What should a DORA ICT register template include?
A DORA ICT register template should include each ICT provider, service, contract owner, criticality, data location, subcontractors, exit plan, incident contact, renewal date, risk assessment and supporting evidence. The register should be usable for governance, audit, customer review and regulatory reporting.
- Provider identity
- Criticality
- Exit and incident data
| Main artifact | ICT third-party register |
| Best owner | Risk, compliance or operations |
| Review cadence | At onboarding, renewal and material service change |
A DORA ICT register template should include each ICT provider, service, contract owner, criticality, data location, subcontractors, exit plan, incident contact, renewal date, risk assessment and supporting evidence. The register should be usable for governance, audit, customer review and regulatory reporting.
Update whenever an ICT provider, contract, criticality or subcontractor changes.
Source: ESMA DORA guidance
DORA ICT register template checklist
Action checklistRecord legal name, service, contract owner and business process.
Assess service criticality, dependencies and concentration risk.

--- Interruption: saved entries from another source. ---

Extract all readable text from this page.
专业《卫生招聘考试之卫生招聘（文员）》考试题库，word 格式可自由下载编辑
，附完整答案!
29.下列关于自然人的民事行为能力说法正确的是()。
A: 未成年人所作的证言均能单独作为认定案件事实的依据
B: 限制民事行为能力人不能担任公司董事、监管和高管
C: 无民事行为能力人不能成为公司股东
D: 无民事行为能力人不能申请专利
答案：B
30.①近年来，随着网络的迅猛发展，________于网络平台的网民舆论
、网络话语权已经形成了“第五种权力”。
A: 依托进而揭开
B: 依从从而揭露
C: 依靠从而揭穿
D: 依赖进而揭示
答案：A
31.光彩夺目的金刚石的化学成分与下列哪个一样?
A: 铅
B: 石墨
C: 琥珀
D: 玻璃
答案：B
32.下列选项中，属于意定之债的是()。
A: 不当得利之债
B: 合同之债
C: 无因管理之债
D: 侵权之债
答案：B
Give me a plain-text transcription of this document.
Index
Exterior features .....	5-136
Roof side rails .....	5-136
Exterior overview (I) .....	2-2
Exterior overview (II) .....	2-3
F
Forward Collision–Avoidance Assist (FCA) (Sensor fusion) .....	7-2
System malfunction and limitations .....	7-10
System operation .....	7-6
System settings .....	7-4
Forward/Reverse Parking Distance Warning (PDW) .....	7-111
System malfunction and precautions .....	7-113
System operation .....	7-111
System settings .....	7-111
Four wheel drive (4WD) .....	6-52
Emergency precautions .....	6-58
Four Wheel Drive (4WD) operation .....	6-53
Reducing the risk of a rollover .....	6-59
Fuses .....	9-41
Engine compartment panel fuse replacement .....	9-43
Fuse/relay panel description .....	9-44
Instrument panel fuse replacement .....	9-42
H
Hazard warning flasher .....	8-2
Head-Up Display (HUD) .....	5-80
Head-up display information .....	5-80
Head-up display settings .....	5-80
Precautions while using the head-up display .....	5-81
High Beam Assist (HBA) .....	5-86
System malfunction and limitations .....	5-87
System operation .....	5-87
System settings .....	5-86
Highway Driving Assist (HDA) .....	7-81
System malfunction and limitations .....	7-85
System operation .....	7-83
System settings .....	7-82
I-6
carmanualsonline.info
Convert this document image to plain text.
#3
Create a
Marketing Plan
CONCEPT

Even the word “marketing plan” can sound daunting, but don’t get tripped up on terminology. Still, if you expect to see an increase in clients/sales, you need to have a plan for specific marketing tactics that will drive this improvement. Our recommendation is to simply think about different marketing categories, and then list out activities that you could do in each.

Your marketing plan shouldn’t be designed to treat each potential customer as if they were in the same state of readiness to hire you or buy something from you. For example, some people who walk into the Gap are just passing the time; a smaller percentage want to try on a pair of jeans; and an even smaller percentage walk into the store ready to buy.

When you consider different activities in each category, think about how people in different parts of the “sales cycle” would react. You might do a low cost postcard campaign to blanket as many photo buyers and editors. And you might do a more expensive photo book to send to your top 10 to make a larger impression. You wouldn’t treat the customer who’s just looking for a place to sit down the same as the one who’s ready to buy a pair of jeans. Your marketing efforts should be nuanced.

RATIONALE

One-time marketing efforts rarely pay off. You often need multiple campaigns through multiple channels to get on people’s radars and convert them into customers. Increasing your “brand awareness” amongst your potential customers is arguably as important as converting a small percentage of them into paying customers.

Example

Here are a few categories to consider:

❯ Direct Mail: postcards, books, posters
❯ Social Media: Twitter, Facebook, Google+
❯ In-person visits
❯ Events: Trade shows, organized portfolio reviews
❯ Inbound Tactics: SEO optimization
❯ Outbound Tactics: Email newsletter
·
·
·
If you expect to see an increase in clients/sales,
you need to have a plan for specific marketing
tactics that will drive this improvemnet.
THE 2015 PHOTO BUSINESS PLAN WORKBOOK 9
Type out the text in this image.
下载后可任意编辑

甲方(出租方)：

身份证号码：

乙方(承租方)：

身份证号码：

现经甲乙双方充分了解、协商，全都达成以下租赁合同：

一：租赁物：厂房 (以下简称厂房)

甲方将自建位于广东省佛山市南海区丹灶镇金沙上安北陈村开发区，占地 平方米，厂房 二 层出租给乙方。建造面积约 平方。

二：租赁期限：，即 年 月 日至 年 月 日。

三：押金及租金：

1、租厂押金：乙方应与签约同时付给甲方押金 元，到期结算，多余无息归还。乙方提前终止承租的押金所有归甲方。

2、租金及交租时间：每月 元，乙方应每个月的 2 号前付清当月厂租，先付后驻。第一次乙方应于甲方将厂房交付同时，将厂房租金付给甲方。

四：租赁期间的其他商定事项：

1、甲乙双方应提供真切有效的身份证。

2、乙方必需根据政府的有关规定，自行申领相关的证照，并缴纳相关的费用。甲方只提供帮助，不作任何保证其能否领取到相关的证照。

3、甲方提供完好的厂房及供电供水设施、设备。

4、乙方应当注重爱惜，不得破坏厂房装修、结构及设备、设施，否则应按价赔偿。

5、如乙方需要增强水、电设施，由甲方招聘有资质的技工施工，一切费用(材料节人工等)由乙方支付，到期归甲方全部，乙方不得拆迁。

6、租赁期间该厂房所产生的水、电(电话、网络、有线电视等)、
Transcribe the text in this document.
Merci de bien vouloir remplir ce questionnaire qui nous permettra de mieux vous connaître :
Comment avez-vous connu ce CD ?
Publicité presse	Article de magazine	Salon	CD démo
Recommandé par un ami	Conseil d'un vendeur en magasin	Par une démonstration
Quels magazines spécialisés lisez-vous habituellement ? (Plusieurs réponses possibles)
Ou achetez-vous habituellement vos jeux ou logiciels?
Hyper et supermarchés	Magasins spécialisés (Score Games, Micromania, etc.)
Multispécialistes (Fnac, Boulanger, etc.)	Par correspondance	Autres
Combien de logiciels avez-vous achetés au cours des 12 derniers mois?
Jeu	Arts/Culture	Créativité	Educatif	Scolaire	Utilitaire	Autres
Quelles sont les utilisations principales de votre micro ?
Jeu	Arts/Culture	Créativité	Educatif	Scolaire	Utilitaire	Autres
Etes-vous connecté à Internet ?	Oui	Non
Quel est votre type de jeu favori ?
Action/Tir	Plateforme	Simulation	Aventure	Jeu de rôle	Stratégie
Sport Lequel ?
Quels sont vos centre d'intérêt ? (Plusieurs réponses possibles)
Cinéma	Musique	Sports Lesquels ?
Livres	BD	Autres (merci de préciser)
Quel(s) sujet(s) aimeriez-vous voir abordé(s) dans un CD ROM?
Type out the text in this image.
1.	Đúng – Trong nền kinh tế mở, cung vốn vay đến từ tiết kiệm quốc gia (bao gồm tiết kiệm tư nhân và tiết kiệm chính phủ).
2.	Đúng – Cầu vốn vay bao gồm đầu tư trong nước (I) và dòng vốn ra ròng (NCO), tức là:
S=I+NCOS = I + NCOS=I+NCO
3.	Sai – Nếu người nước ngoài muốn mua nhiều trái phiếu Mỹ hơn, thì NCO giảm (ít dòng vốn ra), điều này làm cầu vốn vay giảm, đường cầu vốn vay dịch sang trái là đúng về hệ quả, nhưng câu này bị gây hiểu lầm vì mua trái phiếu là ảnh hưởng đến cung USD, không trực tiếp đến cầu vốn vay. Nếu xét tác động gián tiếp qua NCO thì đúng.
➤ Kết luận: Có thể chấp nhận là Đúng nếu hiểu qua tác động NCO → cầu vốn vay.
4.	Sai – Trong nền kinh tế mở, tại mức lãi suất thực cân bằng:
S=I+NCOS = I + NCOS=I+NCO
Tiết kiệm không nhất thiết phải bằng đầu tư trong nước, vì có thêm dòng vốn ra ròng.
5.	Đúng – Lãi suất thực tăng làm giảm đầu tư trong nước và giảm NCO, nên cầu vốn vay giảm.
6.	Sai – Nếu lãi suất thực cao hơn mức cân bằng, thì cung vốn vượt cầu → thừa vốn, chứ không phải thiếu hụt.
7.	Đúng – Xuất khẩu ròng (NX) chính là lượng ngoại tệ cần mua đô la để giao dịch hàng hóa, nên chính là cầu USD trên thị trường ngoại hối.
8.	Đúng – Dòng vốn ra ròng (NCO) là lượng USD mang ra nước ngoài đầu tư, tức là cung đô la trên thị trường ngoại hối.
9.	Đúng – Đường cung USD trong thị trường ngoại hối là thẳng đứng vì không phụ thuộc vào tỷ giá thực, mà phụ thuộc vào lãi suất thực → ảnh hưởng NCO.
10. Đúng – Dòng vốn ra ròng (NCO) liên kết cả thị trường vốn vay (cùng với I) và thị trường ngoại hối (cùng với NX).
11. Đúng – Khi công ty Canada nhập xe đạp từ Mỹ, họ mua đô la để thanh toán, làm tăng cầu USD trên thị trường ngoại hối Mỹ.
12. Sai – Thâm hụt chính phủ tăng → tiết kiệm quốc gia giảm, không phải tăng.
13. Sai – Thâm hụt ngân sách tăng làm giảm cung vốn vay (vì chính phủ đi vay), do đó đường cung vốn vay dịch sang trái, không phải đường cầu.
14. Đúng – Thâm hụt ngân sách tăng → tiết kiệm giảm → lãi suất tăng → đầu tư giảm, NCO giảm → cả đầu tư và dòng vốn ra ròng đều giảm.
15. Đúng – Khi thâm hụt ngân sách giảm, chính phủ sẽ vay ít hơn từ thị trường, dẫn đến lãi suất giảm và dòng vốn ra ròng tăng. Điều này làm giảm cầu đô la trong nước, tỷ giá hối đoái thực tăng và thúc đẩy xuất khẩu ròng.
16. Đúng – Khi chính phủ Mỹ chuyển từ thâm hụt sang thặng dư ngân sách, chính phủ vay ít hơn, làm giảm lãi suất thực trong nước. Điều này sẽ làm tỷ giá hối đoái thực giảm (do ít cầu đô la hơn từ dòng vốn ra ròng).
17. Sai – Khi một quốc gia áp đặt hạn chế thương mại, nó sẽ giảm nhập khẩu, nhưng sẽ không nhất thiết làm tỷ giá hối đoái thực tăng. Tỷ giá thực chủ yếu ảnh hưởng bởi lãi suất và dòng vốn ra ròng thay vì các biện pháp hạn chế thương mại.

Keep exit plan, incident contact, SLA and renewal date.
Key deadlines
| Date | Requirement | Source |
|---|---|---|
| Ongoing | Provider register maintenanceUpdate whenever an ICT provider, contract, criticality or subcontractor changes. | ESMA DORA guidance |
30/60/90-day action plan
First 30 days
Confirm scope and assign an owner
Evidence needed: Applicability note, business owner, systems or product list, and source links.
DORA ICT register
Days 31-60
Close the evidence gaps
Evidence needed: Policies, supplier records, data maps, technical notes, training records, or process owners.
DORA ICT register
Days 61-90
Prepare for audit or customer review
Evidence needed: Versioned compliance file, action log, exception register, and next review date.
DORA ICT register
Evidence to retain
Applicability decision
Shows whether a DORA ICT register applies and why the SME made that decision.
Retain: Scope memo, trigger criteria, country notes, owner approval, and review date.
Action owner list
Regulators and enterprise customers expect named accountability, not generic intent.
Retain: Owner, backup owner, due date, status, and unresolved blocker notes.
Evidence folder
The fastest way to answer customer due diligence is a single audit-ready evidence file.
Retain: Policies, screenshots, registers, exports, supplier responses, and training records.
SME questions answered
Is a vendor list enough for DORA?
No. DORA needs an ICT register with service criticality, contracts, risks, subcontractors, incidents and exit planning.
Who should own the DORA ICT register?
Risk or compliance should govern it, but procurement, IT and service owners must maintain the underlying facts.
Turn this guide into a tracked action plan
Start with the Regulation Checker, save the result, and import the action plan into your EuroComply dashboard when you are ready to assign owners.
Informational only. This page is not legal advice and does not replace a qualified legal review of your business, systems, products or employment practices.